Stronger instruction‑following generalization on IFEval while preserving neutrality.
Scaling the DPO phase for larger models (beyond LoRA) or exploring alternative preference‑learning methods that complement the agentic tag regime.
Training without FP8 constraints for evaluation fairness, or systematically quantifying FP8 impacts.
More extensive robustness checks: long‑context stress tests (the base is 128K), out‑of‑domain tool schemas, noisy retrieval corpora, and adversarial prompts targeting the tag scaffolding.
System design recommendations
Given the model’s neutrality and sensitivity to system prompts (Figures 1 and 6), production systems should:
- Provide explicit, unambiguous system prompts that encode safety/compliance rules.

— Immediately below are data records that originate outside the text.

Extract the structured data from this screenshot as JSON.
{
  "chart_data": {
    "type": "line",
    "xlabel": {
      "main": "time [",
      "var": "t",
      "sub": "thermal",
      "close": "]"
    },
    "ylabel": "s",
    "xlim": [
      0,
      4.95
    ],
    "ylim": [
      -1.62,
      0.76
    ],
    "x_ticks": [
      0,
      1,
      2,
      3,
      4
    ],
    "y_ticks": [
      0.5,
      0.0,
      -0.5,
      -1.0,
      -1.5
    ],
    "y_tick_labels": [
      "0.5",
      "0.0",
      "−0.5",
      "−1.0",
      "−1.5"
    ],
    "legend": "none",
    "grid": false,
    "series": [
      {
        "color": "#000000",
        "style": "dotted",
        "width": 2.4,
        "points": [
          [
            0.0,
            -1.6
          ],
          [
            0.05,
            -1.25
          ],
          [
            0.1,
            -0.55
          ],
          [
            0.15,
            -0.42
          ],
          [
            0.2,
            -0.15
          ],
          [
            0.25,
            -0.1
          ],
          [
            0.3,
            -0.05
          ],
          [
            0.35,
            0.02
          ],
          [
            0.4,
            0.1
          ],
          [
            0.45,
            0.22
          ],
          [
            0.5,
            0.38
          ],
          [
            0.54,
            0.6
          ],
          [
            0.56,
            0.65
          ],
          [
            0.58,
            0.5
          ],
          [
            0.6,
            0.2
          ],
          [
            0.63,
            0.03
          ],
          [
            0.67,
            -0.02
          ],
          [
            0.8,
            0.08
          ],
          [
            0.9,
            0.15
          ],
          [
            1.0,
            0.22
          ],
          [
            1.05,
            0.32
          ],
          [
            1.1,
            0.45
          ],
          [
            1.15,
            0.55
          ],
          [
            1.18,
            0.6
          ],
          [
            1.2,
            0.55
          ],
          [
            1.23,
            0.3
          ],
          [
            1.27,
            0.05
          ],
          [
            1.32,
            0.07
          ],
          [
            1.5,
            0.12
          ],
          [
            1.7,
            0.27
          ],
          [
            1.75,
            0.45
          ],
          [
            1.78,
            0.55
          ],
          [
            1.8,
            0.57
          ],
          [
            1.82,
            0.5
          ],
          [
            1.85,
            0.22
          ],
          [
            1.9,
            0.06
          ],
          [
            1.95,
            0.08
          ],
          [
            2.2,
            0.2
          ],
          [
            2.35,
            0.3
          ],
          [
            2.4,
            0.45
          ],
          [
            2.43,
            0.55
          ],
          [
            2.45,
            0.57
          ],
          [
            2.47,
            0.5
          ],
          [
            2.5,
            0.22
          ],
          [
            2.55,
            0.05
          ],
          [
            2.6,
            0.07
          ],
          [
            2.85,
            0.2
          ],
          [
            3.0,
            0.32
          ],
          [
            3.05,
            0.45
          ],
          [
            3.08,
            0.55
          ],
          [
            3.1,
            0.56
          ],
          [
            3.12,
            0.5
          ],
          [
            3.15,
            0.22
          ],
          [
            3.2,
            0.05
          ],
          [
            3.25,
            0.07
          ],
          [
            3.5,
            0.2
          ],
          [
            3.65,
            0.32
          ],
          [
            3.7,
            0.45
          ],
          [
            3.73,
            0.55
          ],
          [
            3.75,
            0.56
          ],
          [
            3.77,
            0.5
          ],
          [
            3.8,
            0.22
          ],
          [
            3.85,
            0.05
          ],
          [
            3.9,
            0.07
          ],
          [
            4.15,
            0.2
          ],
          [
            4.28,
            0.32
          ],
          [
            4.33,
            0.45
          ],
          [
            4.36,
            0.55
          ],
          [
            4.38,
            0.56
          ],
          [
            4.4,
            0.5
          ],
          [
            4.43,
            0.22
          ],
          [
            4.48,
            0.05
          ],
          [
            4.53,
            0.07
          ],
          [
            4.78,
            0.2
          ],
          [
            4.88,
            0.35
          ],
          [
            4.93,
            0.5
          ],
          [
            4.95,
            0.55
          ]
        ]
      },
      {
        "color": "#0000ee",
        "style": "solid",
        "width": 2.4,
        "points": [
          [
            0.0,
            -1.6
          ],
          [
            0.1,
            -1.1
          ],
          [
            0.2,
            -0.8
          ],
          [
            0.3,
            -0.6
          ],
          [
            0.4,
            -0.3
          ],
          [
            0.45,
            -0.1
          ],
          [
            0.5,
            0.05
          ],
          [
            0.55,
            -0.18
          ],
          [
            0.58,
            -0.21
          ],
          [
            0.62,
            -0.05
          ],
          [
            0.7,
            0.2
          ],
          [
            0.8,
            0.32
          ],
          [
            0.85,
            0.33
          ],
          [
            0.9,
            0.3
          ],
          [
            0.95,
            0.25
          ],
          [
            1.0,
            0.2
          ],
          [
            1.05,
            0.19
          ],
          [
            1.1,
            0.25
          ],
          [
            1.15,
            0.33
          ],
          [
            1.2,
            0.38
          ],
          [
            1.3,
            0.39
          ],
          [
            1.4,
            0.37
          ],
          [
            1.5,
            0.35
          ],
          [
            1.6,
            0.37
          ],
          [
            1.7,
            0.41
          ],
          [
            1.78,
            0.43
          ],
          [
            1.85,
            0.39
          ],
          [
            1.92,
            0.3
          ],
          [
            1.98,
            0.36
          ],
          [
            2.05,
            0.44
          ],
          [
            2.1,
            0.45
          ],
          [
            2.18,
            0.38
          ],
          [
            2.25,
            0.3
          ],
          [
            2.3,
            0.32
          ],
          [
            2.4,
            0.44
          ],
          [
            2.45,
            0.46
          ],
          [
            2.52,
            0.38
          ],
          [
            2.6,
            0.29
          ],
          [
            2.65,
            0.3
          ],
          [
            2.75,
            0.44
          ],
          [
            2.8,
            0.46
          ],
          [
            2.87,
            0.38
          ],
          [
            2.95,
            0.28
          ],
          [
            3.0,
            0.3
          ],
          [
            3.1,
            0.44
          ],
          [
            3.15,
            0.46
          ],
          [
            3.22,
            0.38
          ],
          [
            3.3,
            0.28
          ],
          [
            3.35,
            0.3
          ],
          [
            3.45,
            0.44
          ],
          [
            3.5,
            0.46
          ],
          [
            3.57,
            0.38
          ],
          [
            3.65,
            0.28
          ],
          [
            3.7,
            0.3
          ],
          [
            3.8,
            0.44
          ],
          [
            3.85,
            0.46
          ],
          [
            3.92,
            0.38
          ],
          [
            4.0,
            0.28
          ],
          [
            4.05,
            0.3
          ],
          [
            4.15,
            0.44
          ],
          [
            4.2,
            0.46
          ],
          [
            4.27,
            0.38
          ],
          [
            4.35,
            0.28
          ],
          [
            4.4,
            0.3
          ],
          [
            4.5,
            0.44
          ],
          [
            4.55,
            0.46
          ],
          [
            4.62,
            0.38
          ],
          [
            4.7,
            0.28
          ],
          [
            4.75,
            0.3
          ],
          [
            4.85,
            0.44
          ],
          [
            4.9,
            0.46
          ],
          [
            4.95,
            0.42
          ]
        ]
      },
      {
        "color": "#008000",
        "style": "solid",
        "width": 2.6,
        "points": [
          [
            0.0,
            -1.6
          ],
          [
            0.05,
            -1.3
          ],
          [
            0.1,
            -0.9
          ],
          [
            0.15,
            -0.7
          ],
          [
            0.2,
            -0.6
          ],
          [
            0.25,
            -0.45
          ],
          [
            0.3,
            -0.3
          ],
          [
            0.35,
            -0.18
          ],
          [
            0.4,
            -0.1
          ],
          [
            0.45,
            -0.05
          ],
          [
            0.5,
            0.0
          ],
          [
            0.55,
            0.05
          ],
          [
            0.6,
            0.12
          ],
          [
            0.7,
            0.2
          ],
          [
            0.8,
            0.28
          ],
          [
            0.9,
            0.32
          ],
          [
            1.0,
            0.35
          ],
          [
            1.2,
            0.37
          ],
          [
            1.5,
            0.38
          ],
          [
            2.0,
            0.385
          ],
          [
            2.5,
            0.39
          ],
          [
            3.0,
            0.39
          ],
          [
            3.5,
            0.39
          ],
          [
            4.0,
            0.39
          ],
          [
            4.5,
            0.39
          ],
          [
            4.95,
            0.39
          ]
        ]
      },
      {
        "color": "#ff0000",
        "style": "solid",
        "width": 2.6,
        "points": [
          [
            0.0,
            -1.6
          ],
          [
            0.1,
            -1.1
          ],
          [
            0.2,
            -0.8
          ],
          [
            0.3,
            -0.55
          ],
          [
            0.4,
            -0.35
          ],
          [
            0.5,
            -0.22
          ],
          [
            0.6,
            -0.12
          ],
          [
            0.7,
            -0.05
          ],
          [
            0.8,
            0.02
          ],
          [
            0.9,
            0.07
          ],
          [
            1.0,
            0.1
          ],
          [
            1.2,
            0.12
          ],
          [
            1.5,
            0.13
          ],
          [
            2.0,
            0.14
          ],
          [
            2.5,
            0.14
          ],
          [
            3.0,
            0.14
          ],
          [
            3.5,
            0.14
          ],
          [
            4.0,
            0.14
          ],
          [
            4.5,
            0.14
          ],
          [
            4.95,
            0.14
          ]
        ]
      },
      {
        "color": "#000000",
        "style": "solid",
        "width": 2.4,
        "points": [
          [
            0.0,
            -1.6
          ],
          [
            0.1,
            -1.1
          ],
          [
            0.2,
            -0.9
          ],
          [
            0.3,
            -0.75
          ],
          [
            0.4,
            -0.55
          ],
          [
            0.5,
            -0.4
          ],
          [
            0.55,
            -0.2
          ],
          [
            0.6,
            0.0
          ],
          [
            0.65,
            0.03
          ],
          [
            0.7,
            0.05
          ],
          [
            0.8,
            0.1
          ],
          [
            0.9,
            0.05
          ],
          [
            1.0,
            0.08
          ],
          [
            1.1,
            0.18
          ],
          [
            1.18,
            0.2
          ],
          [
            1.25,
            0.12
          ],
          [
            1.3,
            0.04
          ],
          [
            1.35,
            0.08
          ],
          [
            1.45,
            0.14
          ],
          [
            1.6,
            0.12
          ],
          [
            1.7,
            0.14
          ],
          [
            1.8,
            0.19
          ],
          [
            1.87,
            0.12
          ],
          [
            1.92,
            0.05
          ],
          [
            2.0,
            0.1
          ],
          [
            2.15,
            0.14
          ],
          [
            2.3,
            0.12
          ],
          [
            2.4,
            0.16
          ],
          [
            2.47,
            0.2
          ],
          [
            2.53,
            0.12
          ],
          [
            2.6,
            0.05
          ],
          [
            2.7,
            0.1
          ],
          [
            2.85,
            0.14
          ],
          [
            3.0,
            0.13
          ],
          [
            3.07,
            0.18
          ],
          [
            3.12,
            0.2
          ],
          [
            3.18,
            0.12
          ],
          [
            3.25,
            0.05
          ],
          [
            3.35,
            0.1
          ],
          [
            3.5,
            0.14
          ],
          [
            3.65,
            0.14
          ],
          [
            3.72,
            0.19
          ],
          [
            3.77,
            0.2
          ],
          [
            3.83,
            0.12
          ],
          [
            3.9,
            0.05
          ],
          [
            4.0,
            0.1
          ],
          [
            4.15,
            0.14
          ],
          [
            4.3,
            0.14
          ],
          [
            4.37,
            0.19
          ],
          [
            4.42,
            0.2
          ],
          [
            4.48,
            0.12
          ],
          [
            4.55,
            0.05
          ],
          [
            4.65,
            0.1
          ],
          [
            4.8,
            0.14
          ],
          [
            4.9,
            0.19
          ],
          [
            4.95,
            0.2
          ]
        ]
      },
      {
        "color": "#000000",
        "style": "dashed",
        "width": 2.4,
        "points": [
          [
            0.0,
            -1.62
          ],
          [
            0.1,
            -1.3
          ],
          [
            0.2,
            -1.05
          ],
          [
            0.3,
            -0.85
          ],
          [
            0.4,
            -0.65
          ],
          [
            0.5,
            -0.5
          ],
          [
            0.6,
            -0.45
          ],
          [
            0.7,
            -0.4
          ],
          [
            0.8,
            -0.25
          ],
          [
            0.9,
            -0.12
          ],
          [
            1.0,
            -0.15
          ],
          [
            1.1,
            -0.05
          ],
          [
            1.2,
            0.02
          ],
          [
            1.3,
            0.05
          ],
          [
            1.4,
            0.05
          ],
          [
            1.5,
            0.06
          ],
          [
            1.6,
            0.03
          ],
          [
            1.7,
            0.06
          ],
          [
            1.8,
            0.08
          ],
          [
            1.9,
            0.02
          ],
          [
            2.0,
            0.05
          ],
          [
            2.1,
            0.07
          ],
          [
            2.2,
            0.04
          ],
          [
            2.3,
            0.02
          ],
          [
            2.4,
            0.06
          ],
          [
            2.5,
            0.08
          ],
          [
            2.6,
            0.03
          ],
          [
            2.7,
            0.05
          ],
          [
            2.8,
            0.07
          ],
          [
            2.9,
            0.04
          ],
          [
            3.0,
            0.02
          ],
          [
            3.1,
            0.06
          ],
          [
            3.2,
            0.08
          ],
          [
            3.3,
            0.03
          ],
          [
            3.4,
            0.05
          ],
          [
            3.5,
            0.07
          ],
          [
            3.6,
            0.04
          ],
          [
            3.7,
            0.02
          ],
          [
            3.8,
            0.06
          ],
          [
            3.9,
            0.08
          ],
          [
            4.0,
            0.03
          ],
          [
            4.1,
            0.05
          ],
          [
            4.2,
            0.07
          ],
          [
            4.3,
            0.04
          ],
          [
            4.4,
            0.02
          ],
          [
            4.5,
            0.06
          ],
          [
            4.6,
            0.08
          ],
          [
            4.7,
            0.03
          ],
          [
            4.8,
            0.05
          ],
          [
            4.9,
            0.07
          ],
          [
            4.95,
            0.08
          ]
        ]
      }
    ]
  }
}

- Validate/tag outputs programmatically by parsing the XML‑like tags.
- Log and verify tool calls and citations, using the structured <tool_call>/<co> formats to enable audit trails.

Overall, Hermes 3 shows that careful instruction tuning with structured agentic tags, tool/RAG schemas, and a curated instruction dataset can produce highly steerable, open models that outperform open baselines on several reasoning tasks (Table 5), while revealing trade‑offs on instruction‑following benchmarks like IFEval and knowledge exams like MMLU/MATH.